Verdachte wordt verweten dat hij zich gedurende de periode van 23 juni 2006 tot en met 28 juni 2006 in de gemeente [gemeente 1] schuldig heeft gemaakt aan flessentrekkerij door - kort gezegd - meermalen etenswaren te bestellen bij cafetaria [benadeelde 1] zonder deze te betalen.
Nu uit de aangifte blijkt dat cafetaria [benadeelde 1] is gevestigd in de gemeente [gemeente 7] kan niet bewezen worden dat verdachte zich in de gemeente [gemeente 1] schuldig heeft gemaakt aan flessentrekkerij. Het hof zal verdachte derhalve vrijspreken van dit feit.
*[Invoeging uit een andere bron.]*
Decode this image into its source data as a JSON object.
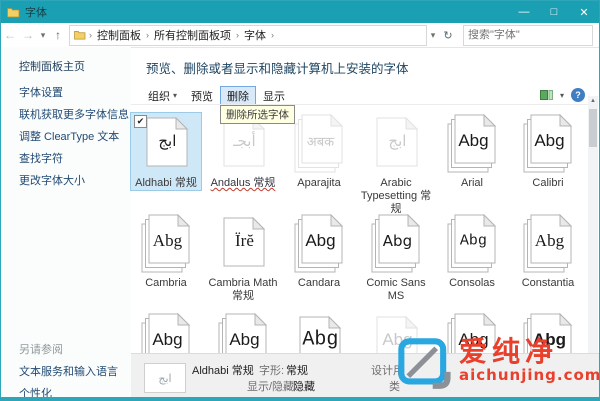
{
  "window": {
    "title": "字体",
    "minimize_glyph": "—",
    "maximize_glyph": "□",
    "close_glyph": "✕"
  },
  "addressbar": {
    "back_glyph": "←",
    "forward_glyph": "→",
    "recent_glyph": "▾",
    "up_glyph": "↑",
    "crumbs": [
      "控制面板",
      "所有控制面板项",
      "字体"
    ],
    "separator": "›",
    "address_dropdown_glyph": "▾",
    "refresh_glyph": "↻",
    "search_placeholder": "搜索\"字体\""
  },
  "sidebar": {
    "home": "控制面板主页",
    "tasks": [
      "字体设置",
      "联机获取更多字体信息",
      "调整 ClearType 文本",
      "查找字符",
      "更改字体大小"
    ],
    "see_also": "另请参阅",
    "see_also_items": [
      "文本服务和输入语言",
      "个性化"
    ]
  },
  "main": {
    "header": "预览、删除或者显示和隐藏计算机上安装的字体",
    "toolbar": {
      "organize": "组织",
      "organize_caret": "▾",
      "preview": "预览",
      "delete": "删除",
      "show": "显示",
      "views_caret": "▾",
      "help_glyph": "?"
    },
    "tooltip": "删除所选字体"
  },
  "fonts": {
    "check_glyph": "✔",
    "rows": [
      [
        {
          "label": "Aldhabi 常规",
          "preview": "ابج",
          "font": "arabic",
          "stack": 1,
          "selected": true,
          "checked": true
        },
        {
          "label": "Andalus 常规",
          "preview": "أبجـ",
          "font": "arabic",
          "stack": 1,
          "hidden": true,
          "labelClass": "scribble"
        },
        {
          "label": "Aparajita",
          "preview": "अबक",
          "font": "deva",
          "stack": 3,
          "hidden": true
        },
        {
          "label": "Arabic Typesetting 常规",
          "preview": "ابج",
          "font": "arabic",
          "stack": 1,
          "hidden": true
        },
        {
          "label": "Arial",
          "preview": "Abg",
          "font": "sans",
          "stack": 3
        },
        {
          "label": "Calibri",
          "preview": "Abg",
          "font": "sans",
          "stack": 3
        }
      ],
      [
        {
          "label": "Cambria",
          "preview": "Abg",
          "font": "serif",
          "stack": 3
        },
        {
          "label": "Cambria Math 常规",
          "preview": "Ïrĕ",
          "font": "math",
          "stack": 1
        },
        {
          "label": "Candara",
          "preview": "Abg",
          "font": "sans",
          "stack": 3
        },
        {
          "label": "Comic Sans MS",
          "preview": "Abg",
          "font": "comic",
          "stack": 3
        },
        {
          "label": "Consolas",
          "preview": "Abg",
          "font": "mono",
          "stack": 3
        },
        {
          "label": "Constantia",
          "preview": "Abg",
          "font": "serif",
          "stack": 3
        }
      ],
      [
        {
          "label": "",
          "preview": "Abg",
          "font": "sans",
          "stack": 3
        },
        {
          "label": "",
          "preview": "Abg",
          "font": "sans",
          "stack": 3
        },
        {
          "label": "",
          "preview": "Abg",
          "font": "mono-lg",
          "stack": 1
        },
        {
          "label": "",
          "preview": "Abg",
          "font": "sans",
          "stack": 1,
          "hidden": true
        },
        {
          "label": "",
          "preview": "Abg",
          "font": "sans",
          "stack": 3
        },
        {
          "label": "",
          "preview": "Abg",
          "font": "bold",
          "stack": 3
        }
      ]
    ]
  },
  "statusbar": {
    "preview_glyph": "ابج",
    "font_name": "Aldhabi 常规",
    "style_label": "字形:",
    "style_value": "常规",
    "visibility_label": "显示/隐藏:",
    "visibility_value": "隐藏",
    "designed_fragment": "设计用",
    "category_fragment": "类"
  },
  "watermark": {
    "brand": "爱纯净",
    "url": "aichunjing.com"
  }
}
Ten aanzien van het in de zaak met parketnummer 19-605020-08 ten laste gelegde merkt het hof het volgende op.
Het hof heeft uit het onderzoek ter terechtzitting niet door de inhoud van wettige bewijsmiddelen de overtuiging bekomen dat verdachte het in de zaak met parketnummer 9-605020-08 onder 1 primair en subsidiair, 2 primair en subsidiair, 3 primair en subsidiair, 4 primair en subsidiair en 5 primair en subsidiair tenlastegelegde heeft begaan. Het hof zal verdachte van die feiten dan ook vrijspreken.
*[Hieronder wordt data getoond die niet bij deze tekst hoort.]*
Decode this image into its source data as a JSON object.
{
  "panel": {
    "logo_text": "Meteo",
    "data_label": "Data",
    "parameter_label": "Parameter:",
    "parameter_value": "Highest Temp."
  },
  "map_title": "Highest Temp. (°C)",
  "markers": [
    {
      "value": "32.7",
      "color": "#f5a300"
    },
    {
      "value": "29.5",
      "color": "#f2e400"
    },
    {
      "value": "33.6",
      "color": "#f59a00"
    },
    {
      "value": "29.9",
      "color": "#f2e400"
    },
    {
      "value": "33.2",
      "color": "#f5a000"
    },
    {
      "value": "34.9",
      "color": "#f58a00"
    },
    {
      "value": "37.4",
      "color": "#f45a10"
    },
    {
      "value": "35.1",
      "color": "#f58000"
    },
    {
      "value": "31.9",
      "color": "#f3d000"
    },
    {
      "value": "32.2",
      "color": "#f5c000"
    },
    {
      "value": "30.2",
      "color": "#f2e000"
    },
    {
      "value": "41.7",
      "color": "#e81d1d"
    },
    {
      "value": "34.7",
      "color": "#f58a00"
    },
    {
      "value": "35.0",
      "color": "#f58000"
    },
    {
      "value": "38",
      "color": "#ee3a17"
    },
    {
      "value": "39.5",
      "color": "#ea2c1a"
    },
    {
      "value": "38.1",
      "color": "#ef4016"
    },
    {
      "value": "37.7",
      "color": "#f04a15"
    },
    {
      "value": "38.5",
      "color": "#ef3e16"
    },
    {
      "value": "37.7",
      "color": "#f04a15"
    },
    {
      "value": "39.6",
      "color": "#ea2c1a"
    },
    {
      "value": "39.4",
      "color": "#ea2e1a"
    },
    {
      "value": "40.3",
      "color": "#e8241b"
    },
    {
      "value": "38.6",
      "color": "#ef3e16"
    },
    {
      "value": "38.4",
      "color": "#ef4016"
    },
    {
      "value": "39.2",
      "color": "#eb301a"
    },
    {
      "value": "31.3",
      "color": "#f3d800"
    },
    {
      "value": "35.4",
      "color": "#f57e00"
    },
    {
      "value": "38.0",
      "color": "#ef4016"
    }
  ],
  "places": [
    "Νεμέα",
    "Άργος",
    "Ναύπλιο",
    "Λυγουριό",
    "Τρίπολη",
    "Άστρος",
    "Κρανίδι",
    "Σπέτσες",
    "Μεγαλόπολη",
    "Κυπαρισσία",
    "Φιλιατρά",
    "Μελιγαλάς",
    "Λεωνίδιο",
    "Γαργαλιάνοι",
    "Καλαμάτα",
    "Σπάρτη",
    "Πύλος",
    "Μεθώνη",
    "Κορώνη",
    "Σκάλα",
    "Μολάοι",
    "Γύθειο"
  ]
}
Vordering tot tenuitvoerlegging
Gelet op de vrijspraak van verdachte zal de vordering van de officier van justitie in het arrondissement te Assen van 25 februari 2008, strekkende tot tenuitvoerlegging van de bij vonnis van de meervoudige strafkamer van te Groningen van 10 november 2005, voorwaardelijk opgelegde gevangenisstraf voor de duur van 5 maanden, worden afgewezen.
Vordering van de benadeelde partij [benadeelde 1]
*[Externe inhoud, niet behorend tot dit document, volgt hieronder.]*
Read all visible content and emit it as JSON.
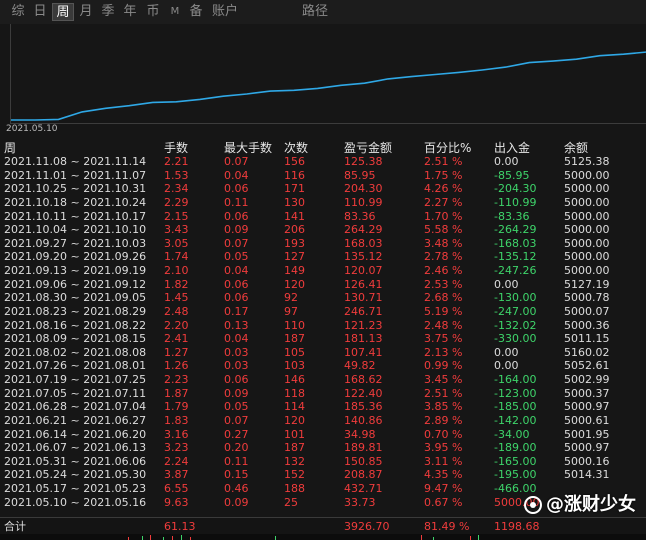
{
  "tabs": [
    {
      "label": "综",
      "active": false
    },
    {
      "label": "日",
      "active": false
    },
    {
      "label": "周",
      "active": true
    },
    {
      "label": "月",
      "active": false
    },
    {
      "label": "季",
      "active": false
    },
    {
      "label": "年",
      "active": false
    },
    {
      "label": "币",
      "active": false
    },
    {
      "label": "M",
      "active": false
    },
    {
      "label": "备",
      "active": false
    },
    {
      "label": "账户",
      "active": false
    },
    {
      "label": "路径",
      "active": false
    }
  ],
  "chart": {
    "start_label": "2021.05.10",
    "line_color": "#2fa8e6"
  },
  "columns": [
    "周",
    "手数",
    "最大手数",
    "次数",
    "盈亏金额",
    "百分比%",
    "出入金",
    "余额"
  ],
  "rows": [
    {
      "week": "2021.11.08 ~ 2021.11.14",
      "lots": "2.21",
      "max_lots": "0.07",
      "count": "156",
      "pnl": "125.38",
      "pct": "2.51 %",
      "flow": "0.00",
      "flow_tone": "white",
      "balance": "5125.38"
    },
    {
      "week": "2021.11.01 ~ 2021.11.07",
      "lots": "1.53",
      "max_lots": "0.04",
      "count": "116",
      "pnl": "85.95",
      "pct": "1.75 %",
      "flow": "-85.95",
      "flow_tone": "green",
      "balance": "5000.00"
    },
    {
      "week": "2021.10.25 ~ 2021.10.31",
      "lots": "2.34",
      "max_lots": "0.06",
      "count": "171",
      "pnl": "204.30",
      "pct": "4.26 %",
      "flow": "-204.30",
      "flow_tone": "green",
      "balance": "5000.00"
    },
    {
      "week": "2021.10.18 ~ 2021.10.24",
      "lots": "2.29",
      "max_lots": "0.11",
      "count": "130",
      "pnl": "110.99",
      "pct": "2.27 %",
      "flow": "-110.99",
      "flow_tone": "green",
      "balance": "5000.00"
    },
    {
      "week": "2021.10.11 ~ 2021.10.17",
      "lots": "2.15",
      "max_lots": "0.06",
      "count": "141",
      "pnl": "83.36",
      "pct": "1.70 %",
      "flow": "-83.36",
      "flow_tone": "green",
      "balance": "5000.00"
    },
    {
      "week": "2021.10.04 ~ 2021.10.10",
      "lots": "3.43",
      "max_lots": "0.09",
      "count": "206",
      "pnl": "264.29",
      "pct": "5.58 %",
      "flow": "-264.29",
      "flow_tone": "green",
      "balance": "5000.00"
    },
    {
      "week": "2021.09.27 ~ 2021.10.03",
      "lots": "3.05",
      "max_lots": "0.07",
      "count": "193",
      "pnl": "168.03",
      "pct": "3.48 %",
      "flow": "-168.03",
      "flow_tone": "green",
      "balance": "5000.00"
    },
    {
      "week": "2021.09.20 ~ 2021.09.26",
      "lots": "1.74",
      "max_lots": "0.05",
      "count": "127",
      "pnl": "135.12",
      "pct": "2.78 %",
      "flow": "-135.12",
      "flow_tone": "green",
      "balance": "5000.00"
    },
    {
      "week": "2021.09.13 ~ 2021.09.19",
      "lots": "2.10",
      "max_lots": "0.04",
      "count": "149",
      "pnl": "120.07",
      "pct": "2.46 %",
      "flow": "-247.26",
      "flow_tone": "green",
      "balance": "5000.00"
    },
    {
      "week": "2021.09.06 ~ 2021.09.12",
      "lots": "1.82",
      "max_lots": "0.06",
      "count": "120",
      "pnl": "126.41",
      "pct": "2.53 %",
      "flow": "0.00",
      "flow_tone": "white",
      "balance": "5127.19"
    },
    {
      "week": "2021.08.30 ~ 2021.09.05",
      "lots": "1.45",
      "max_lots": "0.06",
      "count": "92",
      "pnl": "130.71",
      "pct": "2.68 %",
      "flow": "-130.00",
      "flow_tone": "green",
      "balance": "5000.78"
    },
    {
      "week": "2021.08.23 ~ 2021.08.29",
      "lots": "2.48",
      "max_lots": "0.17",
      "count": "97",
      "pnl": "246.71",
      "pct": "5.19 %",
      "flow": "-247.00",
      "flow_tone": "green",
      "balance": "5000.07"
    },
    {
      "week": "2021.08.16 ~ 2021.08.22",
      "lots": "2.20",
      "max_lots": "0.13",
      "count": "110",
      "pnl": "121.23",
      "pct": "2.48 %",
      "flow": "-132.02",
      "flow_tone": "green",
      "balance": "5000.36"
    },
    {
      "week": "2021.08.09 ~ 2021.08.15",
      "lots": "2.41",
      "max_lots": "0.04",
      "count": "187",
      "pnl": "181.13",
      "pct": "3.75 %",
      "flow": "-330.00",
      "flow_tone": "green",
      "balance": "5011.15"
    },
    {
      "week": "2021.08.02 ~ 2021.08.08",
      "lots": "1.27",
      "max_lots": "0.03",
      "count": "105",
      "pnl": "107.41",
      "pct": "2.13 %",
      "flow": "0.00",
      "flow_tone": "white",
      "balance": "5160.02"
    },
    {
      "week": "2021.07.26 ~ 2021.08.01",
      "lots": "1.26",
      "max_lots": "0.03",
      "count": "103",
      "pnl": "49.82",
      "pct": "0.99 %",
      "flow": "0.00",
      "flow_tone": "white",
      "balance": "5052.61"
    },
    {
      "week": "2021.07.19 ~ 2021.07.25",
      "lots": "2.23",
      "max_lots": "0.06",
      "count": "146",
      "pnl": "168.62",
      "pct": "3.45 %",
      "flow": "-164.00",
      "flow_tone": "green",
      "balance": "5002.99"
    },
    {
      "week": "2021.07.05 ~ 2021.07.11",
      "lots": "1.87",
      "max_lots": "0.09",
      "count": "118",
      "pnl": "122.40",
      "pct": "2.51 %",
      "flow": "-123.00",
      "flow_tone": "green",
      "balance": "5000.37"
    },
    {
      "week": "2021.06.28 ~ 2021.07.04",
      "lots": "1.79",
      "max_lots": "0.05",
      "count": "114",
      "pnl": "185.36",
      "pct": "3.85 %",
      "flow": "-185.00",
      "flow_tone": "green",
      "balance": "5000.97"
    },
    {
      "week": "2021.06.21 ~ 2021.06.27",
      "lots": "1.83",
      "max_lots": "0.07",
      "count": "120",
      "pnl": "140.86",
      "pct": "2.89 %",
      "flow": "-142.00",
      "flow_tone": "green",
      "balance": "5000.61"
    },
    {
      "week": "2021.06.14 ~ 2021.06.20",
      "lots": "3.16",
      "max_lots": "0.27",
      "count": "101",
      "pnl": "34.98",
      "pct": "0.70 %",
      "flow": "-34.00",
      "flow_tone": "green",
      "balance": "5001.95"
    },
    {
      "week": "2021.06.07 ~ 2021.06.13",
      "lots": "3.23",
      "max_lots": "0.20",
      "count": "187",
      "pnl": "189.81",
      "pct": "3.95 %",
      "flow": "-189.00",
      "flow_tone": "green",
      "balance": "5000.97"
    },
    {
      "week": "2021.05.31 ~ 2021.06.06",
      "lots": "2.24",
      "max_lots": "0.11",
      "count": "132",
      "pnl": "150.85",
      "pct": "3.11 %",
      "flow": "-165.00",
      "flow_tone": "green",
      "balance": "5000.16"
    },
    {
      "week": "2021.05.24 ~ 2021.05.30",
      "lots": "3.87",
      "max_lots": "0.15",
      "count": "152",
      "pnl": "208.87",
      "pct": "4.35 %",
      "flow": "-195.00",
      "flow_tone": "green",
      "balance": "5014.31"
    },
    {
      "week": "2021.05.17 ~ 2021.05.23",
      "lots": "6.55",
      "max_lots": "0.46",
      "count": "188",
      "pnl": "432.71",
      "pct": "9.47 %",
      "flow": "-466.00",
      "flow_tone": "green",
      "balance": ""
    },
    {
      "week": "2021.05.10 ~ 2021.05.16",
      "lots": "9.63",
      "max_lots": "0.09",
      "count": "25",
      "pnl": "33.73",
      "pct": "0.67 %",
      "flow": "5000.00",
      "flow_tone": "red",
      "balance": ""
    }
  ],
  "totals": {
    "label": "合计",
    "lots": "61.13",
    "pnl": "3926.70",
    "pct": "81.49 %",
    "flow": "1198.68"
  },
  "watermark": "@涨财少女",
  "colors": {
    "positive": "#f03c3c",
    "negative": "#3ed46a",
    "accent": "#2fa8e6"
  }
}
De benadeelde partij heeft zich in eerste aanleg in het strafproces gevoegd met een vordering tot schadevergoeding. Deze bedraagt EUR 487,00. De vordering is bij het vonnis waarvan beroep niet-ontvankelijk verklaard. De benadeelde partij heeft zich in hoger beroep opnieuw gevoegd voor het bedrag van haar oorspronkelijke vordering.
De verdachte wordt niet schuldig verklaard ter zake van het in de zaak met parketnummer 19-605621-07 ten laste gelegde handelen waardoor de gestelde schade zou zijn veroorzaakt. De benadeelde partij kan daarom in haar vordering niet worden ontvangen.
Vordering van de benadeelde partij [benadeelde 2]
De benadeelde partij heeft zich in eerste aanleg in het strafproces gevoegd met een vordering tot schadevergoeding. Deze bedraagt EUR 89,68. De vordering is bij het vonnis waarvan beroep toegewezen tot een bedrag van EUR 80,55. De benadeelde partij heeft zich in hoger beroep niet opnieuw gevoegd. Het hof heeft in hoger beroep te oordelen over de gevorderde schadevergoeding voor zover deze in eerste aanleg is toegewezen.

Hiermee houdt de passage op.